Differentials are haemophilia B and VWD. Diagnosis based on low levels of VIII assay. Genetics help with risk of transmission etc. Expect long APTT with normal PT.
Haemophilia A management?
Recombinant FVIII, synthetic ADH (DDAVP) in mild promotes endothelial release of FVIII via VWF, analgesia/physio/immobilisation/education.
Drugs to avoid in Haemophilia A?
Aspirin, NSAIDs, heparin.
Haemophilia B?
Mutation in factor IX; low levels. Less common than A. AKA Christmas disease. APTT high; PT normal. Do correction study. X linked, recessive.

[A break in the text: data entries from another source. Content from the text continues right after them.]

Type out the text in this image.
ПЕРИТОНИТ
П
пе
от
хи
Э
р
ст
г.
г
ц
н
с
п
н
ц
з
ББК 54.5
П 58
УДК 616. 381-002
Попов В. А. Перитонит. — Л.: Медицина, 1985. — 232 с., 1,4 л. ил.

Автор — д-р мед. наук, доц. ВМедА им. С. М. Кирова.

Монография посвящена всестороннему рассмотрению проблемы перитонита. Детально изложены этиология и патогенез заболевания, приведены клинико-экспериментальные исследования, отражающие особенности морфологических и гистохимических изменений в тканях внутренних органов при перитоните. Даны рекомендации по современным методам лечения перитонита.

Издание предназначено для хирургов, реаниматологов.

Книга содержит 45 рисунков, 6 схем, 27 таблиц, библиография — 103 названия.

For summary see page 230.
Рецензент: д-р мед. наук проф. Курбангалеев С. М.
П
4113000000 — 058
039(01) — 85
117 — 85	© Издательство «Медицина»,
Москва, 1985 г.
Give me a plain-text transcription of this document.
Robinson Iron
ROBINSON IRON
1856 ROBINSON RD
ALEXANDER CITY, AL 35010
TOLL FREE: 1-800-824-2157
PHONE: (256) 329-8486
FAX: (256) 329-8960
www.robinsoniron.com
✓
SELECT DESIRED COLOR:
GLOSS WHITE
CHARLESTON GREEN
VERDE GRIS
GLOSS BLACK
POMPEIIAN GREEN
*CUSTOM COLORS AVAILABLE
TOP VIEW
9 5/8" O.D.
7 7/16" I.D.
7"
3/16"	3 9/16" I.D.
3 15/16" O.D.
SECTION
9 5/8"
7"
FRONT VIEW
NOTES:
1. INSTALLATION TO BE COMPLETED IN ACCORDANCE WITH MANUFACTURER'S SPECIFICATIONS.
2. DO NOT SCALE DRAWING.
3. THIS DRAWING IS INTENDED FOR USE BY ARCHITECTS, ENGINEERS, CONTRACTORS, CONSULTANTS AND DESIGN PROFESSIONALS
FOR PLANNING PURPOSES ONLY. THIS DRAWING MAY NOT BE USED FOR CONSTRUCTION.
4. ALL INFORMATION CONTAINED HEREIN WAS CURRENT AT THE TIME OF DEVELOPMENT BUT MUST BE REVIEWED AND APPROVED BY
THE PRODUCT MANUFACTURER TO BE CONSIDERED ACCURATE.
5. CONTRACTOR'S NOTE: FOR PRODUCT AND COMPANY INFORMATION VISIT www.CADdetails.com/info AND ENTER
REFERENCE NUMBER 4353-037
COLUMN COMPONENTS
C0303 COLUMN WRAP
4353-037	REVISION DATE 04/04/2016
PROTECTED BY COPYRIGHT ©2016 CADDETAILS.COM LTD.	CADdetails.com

Treat with IV recombinant factor IX; longer t1/2 than VIII so done less frequently. Same presentation.
Transexamic acid in haemophilia?
Antifibrinolytic; can be useful for surgery/prophylaxis etc.
VWD?
AD inheritance. Low vWF. Present with easy bruising post of bleeding, menorrhagia, mucocutaneous bleeding. Commonest inherited bleeding problem.
Functions of vWF?
- Binds platelets to subendothelium
- Binds platelets to each other
- Binds and stabilises FVIII.
Why is APTT long and FVIII low in VWD?
vWF binds and transports FVIII!
Investigating VWD?
PT normal; APTT may be prolonged. Do VWF assay for quantity and quality! As normal levels present in type 2.
Types of VWD?
- Mild quantitative defect. Usually asymptomatic. AD
- Qualitative defect; can be harder to detect. AD
- Severe quantitative defect. AR!
(Also get acquired and platelet-type [non-hereditary]).
Elevated VWF?
Thrombosis risk factor! In TTP, get defect in enzyme that cleaves vWF. Prone to arterial thrombosis.